Michael Kenny's oldest child was in kindergarten when he and other parents began planning to convert their public school's gravel playground to grass. Today, his daughter is in the eighth grade.
Money was just one of the reasons the project was delayed for years, but in 2008 all that changed. The Language Academy got nearly $1 million in a federal grant to replace the gravel with artificial turf.
"Like a bolt of lightening we got the whole thing fully funded," said Kenny, a parent with three children in the elementary and middle school.
The money came from the Community Development Block Grant (CDBG) program. The U.S. Department of Housing and Urban Development (HUD) gives cities across the country CDBG funds to improve poor and moderate income neighborhoods. Last year the city of San Diego received $16 million.
Two federal investigations in 2007 and 2008 found the city didn't properly keep track of how it was spending CDBG funds.
Since that time, the city has been making efforts to reform the grant program, but the clean-up is proving to be a long and complicated process with some collateral damage along the way, including The Language Academy's playground. It nearly lost it's grant last week when the city began purging old CDBG grants from the books.
New staff has been hired to implement the reforms, including Beth Murray, economic development deputy director in the city's Planning and Community Investment Department. Murray said when she began her new position in 2008, she had no idea how big a mess her department needed to address.
“I mean we knew that it was a mess," said Murray, "and we knew that we not only had to deal with the policy part of it but the accounting part of it because we didn’t have any idea that there were over 800 projects on the books and we dove in and we were discovering things every day."
Some of the 800 projects dated back to 1992, many of them never completed or even started.
The city also has to repay millions of dollars in loans it made from CDBG funds to city redevelopment agencies.
According to a 2008 federal audit, $149 million in CDBG money was loaned without a repayment plan.
CDBG Program Administrator Angela Nazareno, also hired in 2008, said the city didn't follow the all the rules when it made those loans.
“You are able to do that, you can issue loans, but it would have taken another process and another step to do it correctly,” Nazareno said.
In a settlement with the federal government, the redevelopment agencies agreed to payback about half the money, $78 million, without interest, over the next 10 years.
Also among the violations, the city has too much money in its federal reserve account.

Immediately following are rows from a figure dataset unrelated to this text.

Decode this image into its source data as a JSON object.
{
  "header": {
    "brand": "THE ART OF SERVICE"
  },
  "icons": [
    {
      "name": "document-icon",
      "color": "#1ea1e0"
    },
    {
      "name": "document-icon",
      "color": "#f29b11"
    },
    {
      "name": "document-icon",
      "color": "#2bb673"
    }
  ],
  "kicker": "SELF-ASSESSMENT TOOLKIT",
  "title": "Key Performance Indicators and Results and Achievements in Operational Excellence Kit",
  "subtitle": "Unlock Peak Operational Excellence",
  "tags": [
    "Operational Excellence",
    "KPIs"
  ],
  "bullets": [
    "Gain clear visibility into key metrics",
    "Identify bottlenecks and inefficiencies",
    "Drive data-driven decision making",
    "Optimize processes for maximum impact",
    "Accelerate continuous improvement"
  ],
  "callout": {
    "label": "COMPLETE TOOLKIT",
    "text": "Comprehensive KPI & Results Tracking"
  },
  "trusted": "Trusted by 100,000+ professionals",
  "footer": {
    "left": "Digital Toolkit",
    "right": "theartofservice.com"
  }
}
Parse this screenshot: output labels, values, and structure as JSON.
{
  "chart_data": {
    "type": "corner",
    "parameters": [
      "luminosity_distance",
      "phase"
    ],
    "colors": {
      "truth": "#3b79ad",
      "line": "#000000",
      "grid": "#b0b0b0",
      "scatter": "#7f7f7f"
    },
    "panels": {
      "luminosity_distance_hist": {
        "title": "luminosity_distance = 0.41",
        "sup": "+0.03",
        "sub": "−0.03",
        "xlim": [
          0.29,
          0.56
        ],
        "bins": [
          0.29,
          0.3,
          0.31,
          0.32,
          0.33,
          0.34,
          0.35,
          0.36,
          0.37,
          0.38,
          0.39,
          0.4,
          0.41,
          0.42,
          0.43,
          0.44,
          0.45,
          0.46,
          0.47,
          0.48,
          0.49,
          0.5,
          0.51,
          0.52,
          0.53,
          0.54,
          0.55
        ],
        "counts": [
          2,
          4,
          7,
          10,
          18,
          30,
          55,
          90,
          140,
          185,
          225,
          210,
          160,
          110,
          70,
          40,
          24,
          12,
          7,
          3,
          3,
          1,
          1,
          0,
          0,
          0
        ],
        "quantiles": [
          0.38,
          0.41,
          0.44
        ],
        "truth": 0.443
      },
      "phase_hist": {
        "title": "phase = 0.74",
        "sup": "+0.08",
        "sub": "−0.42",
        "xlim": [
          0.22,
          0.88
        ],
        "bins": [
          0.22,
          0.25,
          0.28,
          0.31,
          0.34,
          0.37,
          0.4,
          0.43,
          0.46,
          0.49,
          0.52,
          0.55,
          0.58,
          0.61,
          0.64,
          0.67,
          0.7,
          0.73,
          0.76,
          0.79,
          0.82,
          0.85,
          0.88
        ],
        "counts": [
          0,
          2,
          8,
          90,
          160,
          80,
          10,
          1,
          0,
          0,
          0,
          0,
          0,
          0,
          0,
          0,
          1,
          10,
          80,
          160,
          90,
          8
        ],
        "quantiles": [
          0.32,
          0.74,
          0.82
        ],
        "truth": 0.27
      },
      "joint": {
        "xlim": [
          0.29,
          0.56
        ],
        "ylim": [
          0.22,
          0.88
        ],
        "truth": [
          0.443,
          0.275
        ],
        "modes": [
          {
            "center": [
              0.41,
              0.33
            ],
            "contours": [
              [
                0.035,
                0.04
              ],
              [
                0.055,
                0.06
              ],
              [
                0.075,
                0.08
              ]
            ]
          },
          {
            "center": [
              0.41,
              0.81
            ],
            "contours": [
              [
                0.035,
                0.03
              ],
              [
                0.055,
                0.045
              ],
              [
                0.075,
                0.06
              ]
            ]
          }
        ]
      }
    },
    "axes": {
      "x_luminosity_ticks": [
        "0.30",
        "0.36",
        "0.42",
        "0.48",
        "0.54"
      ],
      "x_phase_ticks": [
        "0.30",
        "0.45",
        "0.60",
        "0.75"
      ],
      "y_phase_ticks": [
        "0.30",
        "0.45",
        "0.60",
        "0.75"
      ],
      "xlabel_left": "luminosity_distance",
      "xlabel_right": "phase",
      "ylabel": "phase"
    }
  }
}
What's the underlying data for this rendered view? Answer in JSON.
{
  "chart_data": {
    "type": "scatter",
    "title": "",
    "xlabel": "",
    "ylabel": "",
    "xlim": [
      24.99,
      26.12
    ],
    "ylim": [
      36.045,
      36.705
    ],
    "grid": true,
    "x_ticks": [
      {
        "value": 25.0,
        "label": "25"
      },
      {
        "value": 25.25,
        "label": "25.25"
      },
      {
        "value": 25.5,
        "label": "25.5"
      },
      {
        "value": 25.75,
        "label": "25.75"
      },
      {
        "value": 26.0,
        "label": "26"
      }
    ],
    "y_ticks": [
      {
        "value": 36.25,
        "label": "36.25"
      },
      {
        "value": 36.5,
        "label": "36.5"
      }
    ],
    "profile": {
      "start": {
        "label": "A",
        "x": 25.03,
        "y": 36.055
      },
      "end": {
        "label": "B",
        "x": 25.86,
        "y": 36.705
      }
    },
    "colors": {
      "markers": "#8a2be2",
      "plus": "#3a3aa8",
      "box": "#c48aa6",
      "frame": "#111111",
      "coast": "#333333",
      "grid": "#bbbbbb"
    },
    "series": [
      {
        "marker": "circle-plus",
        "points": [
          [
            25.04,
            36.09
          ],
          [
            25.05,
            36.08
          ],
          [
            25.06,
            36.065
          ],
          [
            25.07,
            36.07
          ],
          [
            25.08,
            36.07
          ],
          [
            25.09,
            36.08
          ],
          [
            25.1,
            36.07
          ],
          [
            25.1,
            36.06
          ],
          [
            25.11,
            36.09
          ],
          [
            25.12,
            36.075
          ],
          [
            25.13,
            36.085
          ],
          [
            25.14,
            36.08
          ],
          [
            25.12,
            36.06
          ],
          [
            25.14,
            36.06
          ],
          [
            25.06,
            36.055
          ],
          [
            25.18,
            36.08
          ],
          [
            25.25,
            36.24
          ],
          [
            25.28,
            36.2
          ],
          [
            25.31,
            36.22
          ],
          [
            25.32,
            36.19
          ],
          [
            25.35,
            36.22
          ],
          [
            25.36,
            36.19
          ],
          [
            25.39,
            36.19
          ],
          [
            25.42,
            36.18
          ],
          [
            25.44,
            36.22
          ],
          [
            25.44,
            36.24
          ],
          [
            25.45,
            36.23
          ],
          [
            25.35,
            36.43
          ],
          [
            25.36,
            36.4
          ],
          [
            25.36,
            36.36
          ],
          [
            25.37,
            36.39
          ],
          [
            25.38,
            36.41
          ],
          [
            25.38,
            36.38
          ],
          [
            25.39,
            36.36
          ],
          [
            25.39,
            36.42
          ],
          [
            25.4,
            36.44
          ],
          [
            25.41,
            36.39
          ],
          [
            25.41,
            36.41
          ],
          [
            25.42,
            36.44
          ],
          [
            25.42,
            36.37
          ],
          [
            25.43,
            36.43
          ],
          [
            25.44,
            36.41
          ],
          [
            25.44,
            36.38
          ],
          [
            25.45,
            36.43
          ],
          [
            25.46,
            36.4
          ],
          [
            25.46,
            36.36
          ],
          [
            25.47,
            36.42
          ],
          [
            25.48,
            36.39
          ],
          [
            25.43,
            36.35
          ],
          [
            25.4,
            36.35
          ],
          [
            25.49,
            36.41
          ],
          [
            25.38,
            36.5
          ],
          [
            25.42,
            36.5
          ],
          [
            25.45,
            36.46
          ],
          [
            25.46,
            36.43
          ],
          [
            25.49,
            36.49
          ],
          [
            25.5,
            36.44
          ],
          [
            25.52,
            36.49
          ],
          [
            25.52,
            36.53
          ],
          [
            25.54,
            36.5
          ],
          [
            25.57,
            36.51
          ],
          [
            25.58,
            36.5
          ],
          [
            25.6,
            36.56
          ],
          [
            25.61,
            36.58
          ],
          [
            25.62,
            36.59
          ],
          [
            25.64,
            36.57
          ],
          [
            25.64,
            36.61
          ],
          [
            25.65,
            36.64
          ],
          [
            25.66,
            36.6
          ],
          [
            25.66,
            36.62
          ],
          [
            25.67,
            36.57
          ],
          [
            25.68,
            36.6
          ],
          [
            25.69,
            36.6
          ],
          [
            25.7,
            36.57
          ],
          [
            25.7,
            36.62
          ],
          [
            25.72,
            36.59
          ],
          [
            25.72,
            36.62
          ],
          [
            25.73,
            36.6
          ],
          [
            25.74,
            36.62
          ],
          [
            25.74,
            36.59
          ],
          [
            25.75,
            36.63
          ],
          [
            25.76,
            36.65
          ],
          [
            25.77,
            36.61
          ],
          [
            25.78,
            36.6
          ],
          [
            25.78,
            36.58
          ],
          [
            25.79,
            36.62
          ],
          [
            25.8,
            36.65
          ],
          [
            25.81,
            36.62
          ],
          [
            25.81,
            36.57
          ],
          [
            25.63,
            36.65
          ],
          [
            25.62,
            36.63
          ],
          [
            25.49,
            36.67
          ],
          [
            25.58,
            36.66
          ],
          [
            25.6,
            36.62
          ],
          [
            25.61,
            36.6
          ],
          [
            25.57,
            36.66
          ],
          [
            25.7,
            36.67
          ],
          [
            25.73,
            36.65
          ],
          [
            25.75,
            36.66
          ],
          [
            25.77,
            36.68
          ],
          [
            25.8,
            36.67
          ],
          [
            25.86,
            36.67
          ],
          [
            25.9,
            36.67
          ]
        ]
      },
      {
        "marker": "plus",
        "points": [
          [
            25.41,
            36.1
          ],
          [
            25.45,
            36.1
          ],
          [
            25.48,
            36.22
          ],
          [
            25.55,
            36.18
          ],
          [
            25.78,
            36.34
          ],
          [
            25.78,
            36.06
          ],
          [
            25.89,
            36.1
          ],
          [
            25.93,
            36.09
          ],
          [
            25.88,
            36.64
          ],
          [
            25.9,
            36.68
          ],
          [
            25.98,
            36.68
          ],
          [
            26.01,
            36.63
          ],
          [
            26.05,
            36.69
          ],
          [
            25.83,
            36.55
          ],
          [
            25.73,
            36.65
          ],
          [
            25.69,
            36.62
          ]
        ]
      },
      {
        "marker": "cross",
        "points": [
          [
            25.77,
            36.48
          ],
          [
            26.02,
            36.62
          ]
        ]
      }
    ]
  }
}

In other words, it’s not spending the grant money fast enough.
Murray said city council members were giving several grants to many organizations. Those groups often spent years re-applying for grant money until they had enough to complete their projects.
“Spreading money too thinly results in not completing projects,” Murray said.
The rules have now changed. City council has since agreed to fully fund projects or not fund them at all, Murray said.
Last week in an effort to clean house and lower its federal reserve balance, the city purged 400 previously-funded community development projects that had been on the books for years. In one fell swoop, the city rid itself of nearly $12 million in projects.
The Language Academy playground was on the list of projects to be canceled. An effort by parents and Councilmember Marti Emerald re-instated the grant to the school.
Parent Michael Kenny said he's happy to have the money back. But he's keeping his fingers crossed the permitting and planning process for the playground jumps all the bureaucratic hurdles in time to meet the new CDGB rules: all new projects must be completed in 18 months or risk losing funding.